Self-diffusion in amorphous silicon: An experimental and theoretical study

Amorphous silicon (a-Si) is a widely used material, especially for solar cells and thin-film-transistors. Measuring the self-diffusion coefficient of a-Si is experimentally demanding since recrystallization during diffusion annealing must be suppressed. We used Si on insulator (SOI) structures to stabilize the amorphous state during annealing.

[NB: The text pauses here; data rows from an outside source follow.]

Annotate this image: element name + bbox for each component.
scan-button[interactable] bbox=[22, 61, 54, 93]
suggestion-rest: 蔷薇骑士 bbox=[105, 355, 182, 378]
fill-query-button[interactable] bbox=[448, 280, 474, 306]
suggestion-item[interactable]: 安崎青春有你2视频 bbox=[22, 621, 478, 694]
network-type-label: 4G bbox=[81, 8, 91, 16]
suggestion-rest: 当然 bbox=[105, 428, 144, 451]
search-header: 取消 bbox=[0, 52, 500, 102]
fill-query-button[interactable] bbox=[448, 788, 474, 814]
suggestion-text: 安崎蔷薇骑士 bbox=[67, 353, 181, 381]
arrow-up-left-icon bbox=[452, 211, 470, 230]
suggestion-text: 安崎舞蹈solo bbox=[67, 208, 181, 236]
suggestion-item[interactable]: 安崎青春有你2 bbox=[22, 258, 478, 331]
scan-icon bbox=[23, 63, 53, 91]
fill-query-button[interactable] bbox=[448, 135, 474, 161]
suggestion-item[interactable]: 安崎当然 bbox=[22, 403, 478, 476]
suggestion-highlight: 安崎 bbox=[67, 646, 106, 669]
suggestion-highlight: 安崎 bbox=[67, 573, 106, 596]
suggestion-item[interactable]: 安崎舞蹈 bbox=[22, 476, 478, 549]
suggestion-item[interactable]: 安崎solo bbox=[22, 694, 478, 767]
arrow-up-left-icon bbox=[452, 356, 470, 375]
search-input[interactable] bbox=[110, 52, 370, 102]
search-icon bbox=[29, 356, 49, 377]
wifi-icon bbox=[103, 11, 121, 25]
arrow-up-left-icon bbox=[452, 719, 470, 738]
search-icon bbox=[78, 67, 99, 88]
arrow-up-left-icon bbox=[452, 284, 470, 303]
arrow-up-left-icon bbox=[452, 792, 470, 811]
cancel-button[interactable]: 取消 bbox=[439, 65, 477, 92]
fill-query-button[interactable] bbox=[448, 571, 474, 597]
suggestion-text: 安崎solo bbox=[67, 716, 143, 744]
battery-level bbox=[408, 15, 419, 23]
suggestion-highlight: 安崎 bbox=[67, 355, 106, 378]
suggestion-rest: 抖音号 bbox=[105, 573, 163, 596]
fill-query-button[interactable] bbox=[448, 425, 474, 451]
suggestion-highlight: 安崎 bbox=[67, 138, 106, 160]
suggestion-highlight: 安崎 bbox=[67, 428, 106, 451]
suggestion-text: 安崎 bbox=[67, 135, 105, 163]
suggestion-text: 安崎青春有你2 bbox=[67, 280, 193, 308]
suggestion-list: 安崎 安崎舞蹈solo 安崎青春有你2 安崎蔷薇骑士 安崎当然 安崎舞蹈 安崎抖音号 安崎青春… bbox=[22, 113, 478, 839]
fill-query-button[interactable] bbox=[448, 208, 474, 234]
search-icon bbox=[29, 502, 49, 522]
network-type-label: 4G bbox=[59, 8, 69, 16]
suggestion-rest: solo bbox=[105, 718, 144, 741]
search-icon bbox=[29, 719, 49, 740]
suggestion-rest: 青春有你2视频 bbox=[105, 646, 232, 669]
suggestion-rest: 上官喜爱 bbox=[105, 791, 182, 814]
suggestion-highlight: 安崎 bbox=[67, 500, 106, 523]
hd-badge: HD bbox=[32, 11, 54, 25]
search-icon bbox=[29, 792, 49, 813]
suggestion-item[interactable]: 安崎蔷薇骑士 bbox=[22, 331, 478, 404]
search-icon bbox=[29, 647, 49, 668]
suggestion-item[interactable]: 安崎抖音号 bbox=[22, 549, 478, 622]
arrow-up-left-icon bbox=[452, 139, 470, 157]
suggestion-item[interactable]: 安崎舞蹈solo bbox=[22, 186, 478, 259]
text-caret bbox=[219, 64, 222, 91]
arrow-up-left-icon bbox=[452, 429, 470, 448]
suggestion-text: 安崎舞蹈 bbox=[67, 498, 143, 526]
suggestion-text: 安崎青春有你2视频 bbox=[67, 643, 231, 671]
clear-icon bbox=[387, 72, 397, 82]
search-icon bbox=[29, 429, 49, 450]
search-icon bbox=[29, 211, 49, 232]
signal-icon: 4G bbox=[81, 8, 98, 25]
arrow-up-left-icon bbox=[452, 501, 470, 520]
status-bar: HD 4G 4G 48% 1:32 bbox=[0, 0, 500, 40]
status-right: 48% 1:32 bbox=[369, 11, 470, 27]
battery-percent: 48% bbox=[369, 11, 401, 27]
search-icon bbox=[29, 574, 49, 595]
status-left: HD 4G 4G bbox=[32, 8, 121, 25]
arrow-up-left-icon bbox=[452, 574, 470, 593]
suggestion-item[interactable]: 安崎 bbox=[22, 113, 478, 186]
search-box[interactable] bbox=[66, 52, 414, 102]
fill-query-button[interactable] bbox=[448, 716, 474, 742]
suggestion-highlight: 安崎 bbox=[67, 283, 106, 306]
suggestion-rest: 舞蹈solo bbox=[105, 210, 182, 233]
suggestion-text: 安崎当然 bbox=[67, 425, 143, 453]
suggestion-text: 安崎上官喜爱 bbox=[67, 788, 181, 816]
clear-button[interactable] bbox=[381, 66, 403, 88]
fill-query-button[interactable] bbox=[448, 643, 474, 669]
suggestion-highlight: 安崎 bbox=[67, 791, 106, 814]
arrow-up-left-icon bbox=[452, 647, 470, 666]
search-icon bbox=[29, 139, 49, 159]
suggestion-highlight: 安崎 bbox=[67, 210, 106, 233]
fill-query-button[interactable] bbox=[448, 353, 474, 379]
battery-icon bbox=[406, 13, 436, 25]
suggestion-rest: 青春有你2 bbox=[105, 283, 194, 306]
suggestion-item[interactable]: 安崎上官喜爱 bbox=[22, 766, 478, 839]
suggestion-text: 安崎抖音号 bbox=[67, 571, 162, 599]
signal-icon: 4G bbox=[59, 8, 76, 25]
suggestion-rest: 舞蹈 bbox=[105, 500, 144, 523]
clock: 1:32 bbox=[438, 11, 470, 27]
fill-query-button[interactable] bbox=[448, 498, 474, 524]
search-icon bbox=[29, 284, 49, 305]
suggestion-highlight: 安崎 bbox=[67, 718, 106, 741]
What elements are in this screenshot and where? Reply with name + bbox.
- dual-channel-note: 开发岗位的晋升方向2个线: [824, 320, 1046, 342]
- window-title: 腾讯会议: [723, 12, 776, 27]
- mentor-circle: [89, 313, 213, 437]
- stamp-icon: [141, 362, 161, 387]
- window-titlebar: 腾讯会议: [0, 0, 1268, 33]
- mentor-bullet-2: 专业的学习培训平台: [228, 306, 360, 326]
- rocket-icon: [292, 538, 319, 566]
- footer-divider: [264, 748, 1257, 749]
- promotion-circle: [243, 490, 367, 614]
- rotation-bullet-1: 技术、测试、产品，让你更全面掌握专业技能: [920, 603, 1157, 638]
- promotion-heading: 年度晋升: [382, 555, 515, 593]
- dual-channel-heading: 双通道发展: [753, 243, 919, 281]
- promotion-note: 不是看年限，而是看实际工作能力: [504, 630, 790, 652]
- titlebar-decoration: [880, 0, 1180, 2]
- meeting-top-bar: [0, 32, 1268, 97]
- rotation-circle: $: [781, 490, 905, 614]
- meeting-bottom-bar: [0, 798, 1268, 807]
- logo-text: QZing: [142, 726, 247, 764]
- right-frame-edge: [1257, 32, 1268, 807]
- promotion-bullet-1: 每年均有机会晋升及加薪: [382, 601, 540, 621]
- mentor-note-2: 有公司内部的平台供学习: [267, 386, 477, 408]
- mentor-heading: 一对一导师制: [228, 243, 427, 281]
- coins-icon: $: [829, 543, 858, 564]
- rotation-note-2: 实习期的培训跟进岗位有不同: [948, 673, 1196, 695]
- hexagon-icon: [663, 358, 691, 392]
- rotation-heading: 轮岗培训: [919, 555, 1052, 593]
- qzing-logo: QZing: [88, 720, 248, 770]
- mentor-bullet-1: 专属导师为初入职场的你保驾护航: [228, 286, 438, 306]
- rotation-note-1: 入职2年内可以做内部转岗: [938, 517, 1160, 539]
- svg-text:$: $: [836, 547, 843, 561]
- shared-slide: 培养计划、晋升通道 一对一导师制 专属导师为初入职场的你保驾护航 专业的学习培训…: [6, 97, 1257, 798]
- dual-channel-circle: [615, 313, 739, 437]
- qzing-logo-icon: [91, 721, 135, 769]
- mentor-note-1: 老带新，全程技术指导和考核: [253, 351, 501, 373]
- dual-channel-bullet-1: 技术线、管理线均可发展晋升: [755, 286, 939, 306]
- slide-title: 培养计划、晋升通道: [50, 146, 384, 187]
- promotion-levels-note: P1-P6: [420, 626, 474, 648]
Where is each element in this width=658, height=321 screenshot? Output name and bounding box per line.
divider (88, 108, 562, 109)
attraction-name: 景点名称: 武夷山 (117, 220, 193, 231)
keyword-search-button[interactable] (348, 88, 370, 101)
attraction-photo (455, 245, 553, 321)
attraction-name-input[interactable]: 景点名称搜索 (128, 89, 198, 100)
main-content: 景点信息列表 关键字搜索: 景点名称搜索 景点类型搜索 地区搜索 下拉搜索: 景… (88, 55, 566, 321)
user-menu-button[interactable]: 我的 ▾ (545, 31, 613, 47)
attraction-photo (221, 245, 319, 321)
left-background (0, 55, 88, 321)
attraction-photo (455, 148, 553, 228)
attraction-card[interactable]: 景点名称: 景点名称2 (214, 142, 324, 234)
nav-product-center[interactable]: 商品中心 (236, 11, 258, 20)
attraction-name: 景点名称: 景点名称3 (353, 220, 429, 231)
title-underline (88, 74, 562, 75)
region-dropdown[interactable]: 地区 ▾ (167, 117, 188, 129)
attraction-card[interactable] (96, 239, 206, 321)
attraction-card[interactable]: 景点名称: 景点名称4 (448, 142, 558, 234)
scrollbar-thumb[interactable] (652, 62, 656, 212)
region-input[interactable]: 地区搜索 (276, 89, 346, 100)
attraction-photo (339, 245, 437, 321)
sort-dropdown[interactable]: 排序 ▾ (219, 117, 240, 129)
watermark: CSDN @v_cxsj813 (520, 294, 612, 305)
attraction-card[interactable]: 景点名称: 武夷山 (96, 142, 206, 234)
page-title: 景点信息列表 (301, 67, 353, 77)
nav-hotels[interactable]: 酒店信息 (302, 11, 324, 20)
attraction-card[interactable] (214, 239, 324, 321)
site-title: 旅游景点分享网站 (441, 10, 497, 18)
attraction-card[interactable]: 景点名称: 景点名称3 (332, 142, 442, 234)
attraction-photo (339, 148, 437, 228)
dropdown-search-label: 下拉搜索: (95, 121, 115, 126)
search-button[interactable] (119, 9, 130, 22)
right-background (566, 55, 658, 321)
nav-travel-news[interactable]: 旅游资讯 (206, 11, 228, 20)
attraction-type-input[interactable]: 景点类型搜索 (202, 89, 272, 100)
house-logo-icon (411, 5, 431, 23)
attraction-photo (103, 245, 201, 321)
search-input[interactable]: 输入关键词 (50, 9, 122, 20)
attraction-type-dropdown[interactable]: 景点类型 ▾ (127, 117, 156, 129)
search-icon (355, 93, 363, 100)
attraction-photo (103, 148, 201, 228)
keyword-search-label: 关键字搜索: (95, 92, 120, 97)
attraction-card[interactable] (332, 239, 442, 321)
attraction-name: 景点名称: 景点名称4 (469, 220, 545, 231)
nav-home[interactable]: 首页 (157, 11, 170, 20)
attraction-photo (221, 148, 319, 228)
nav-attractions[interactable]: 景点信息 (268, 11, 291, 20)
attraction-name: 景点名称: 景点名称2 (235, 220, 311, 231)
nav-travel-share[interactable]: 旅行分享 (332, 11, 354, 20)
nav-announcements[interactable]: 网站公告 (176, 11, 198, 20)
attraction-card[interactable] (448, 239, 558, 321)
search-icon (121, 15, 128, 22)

Isotopically enriched Si multilayers with a thickness per layer of about 10 nm were grown by means of molecular beam epitaxy on top of SOI wafers. Subsequently the whole top crystalline Si layer was amorphized by means of Si ion implantation. Before and after annealing the distribution of the Si isotopes within the isotope structure was measured with SIMS. The observed broadening suggests a significantly higher self-diffusion in the amorphous compared to the crystalline state. Molecular dynamics simulations are employed to gain information about the mechanism of self-diffusion. We used an adjusted Stillinger-Weber potential, as the original Stillinger-Weber parametrization for Si overestimates the mobility of the matrix atoms. The parameters were chosen to simulate the experimentally observed diffusion in a-Si. The coordination numbers and radial-distribution-function were analyzed to confirm the assumption of bond switching as the dominant mechanism of self-diffusion.